WEBSTER COUNTY, Ky. (1/23/12) - Electric rates for Western Kentucky residents who purchase their power through Kenergy could expect to pay around $24 more a month as soon as August 2013.
On Jan. 15, Big Rivers Electric Corp. filed for a rate increase with the Kentucky Public Service Commission (PSC).
Big Rivers, Kenergy’s wholesale power supplier, estimates a 19 percent rate increase for rural members, which include residential, commercial and small industrial members served at distribution voltages, and 17 percent for large industrial members, who are served at transmission voltages.
It is estimated the proposed increase will cost Kenergy’s average residential member about $24 more per month for electricity.
Big Rivers requested those increases, in part, because Century, a Hawesville aluminum smelter, provided notice in August of its intent to cease all smelting at its Hawesville facility and to end its power contract with Big Rivers.
Century uses about 39 percent of the power generated by Big Rivers. Therefore, Big Rivers estimates it needs more than $74 million per year to cover an anticipated revenue deficiency from Century departing the system, to meet Big Rivers’ financial obligations, and to maintain its facilities in order to provide reliable and safe electricity.
Because Big Rivers is Kenergy’s wholesale energy supplier, the co-op will be forced to file a “flow through” rate case with the PSC.
“We want our members to know that Kenergy and Big Rivers started strategizing immediately after we received Century’s termination notice,” said Greg Starheim, Kenergy President and CEO. “As member-owned nonprofits, we’ve been working on many fronts to reduce the impact of any rate increase to our members over time.”
Those efforts include working closely with state and local economic development officials to attract new businesses to the region.
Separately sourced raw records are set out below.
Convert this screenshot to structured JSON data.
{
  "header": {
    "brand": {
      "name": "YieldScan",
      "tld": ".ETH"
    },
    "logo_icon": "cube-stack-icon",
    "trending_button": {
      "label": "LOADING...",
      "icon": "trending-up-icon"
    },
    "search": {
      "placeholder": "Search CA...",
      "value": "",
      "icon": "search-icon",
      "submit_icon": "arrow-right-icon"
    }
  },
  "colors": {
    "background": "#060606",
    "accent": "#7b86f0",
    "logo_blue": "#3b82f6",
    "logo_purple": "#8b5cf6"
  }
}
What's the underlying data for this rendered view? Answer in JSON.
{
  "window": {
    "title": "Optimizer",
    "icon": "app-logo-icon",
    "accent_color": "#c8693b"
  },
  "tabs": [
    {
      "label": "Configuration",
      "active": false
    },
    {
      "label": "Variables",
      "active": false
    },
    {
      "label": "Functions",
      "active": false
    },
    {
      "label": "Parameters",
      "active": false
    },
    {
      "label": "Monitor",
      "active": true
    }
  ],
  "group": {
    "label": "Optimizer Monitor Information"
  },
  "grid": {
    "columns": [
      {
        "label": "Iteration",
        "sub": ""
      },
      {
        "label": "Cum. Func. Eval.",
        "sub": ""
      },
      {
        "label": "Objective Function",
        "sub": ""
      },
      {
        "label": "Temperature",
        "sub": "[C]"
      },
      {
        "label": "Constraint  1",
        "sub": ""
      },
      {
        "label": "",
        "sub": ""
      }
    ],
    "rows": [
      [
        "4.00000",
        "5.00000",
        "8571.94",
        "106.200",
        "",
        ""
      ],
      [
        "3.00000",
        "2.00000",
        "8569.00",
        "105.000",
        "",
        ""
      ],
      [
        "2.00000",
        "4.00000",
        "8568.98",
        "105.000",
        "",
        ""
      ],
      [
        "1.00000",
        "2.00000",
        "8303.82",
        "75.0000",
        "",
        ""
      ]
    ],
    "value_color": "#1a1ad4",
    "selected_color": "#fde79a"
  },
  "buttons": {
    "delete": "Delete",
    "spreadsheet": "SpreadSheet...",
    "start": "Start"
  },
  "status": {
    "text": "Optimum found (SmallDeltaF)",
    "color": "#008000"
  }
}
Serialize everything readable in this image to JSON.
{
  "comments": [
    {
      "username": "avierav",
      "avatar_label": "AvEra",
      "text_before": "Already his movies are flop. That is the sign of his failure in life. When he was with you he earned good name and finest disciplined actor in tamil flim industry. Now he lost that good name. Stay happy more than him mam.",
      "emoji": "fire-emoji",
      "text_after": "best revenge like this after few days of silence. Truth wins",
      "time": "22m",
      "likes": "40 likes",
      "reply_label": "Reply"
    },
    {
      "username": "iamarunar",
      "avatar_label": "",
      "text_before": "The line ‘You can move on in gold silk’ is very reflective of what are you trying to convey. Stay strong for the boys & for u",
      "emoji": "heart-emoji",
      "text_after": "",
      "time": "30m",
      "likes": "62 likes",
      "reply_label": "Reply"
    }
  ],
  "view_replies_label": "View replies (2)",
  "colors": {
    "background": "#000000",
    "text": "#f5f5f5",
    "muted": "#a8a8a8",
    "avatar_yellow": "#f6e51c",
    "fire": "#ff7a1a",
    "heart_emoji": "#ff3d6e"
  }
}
Over time, new business and industry could replace the load left behind by Century’s departure from Big Rivers’ system.
Also, Big Rivers is pursuing future options to sell the electrical load now used by Century, including marketing power to other utility companies.
In addition, Big Rivers has turned a critical eye on expenses. They report several cost-cutting measures that have been implemented to date.
Those include refinancing $442 million in debt to reduce annual interest expenses, deferred more than $19.5 million in plant maintenance in 2012, renegotiated fuel and reagent contracts in 2012, implemented continuous improvements to reduce unit heat rates in an effort to lower operational expenses, deferred filling a number of job vacancies, decreased company vehicle inventory and associated expenses, reduced employee benefit costs by adjusting medical coverage plan design, revising the eligibility requirements for post-retirement medical coverage (after 2013) and moving to a self-insured medical plan, and, to reduce operational expenses in the future, discussions have included idling or selling a power plant.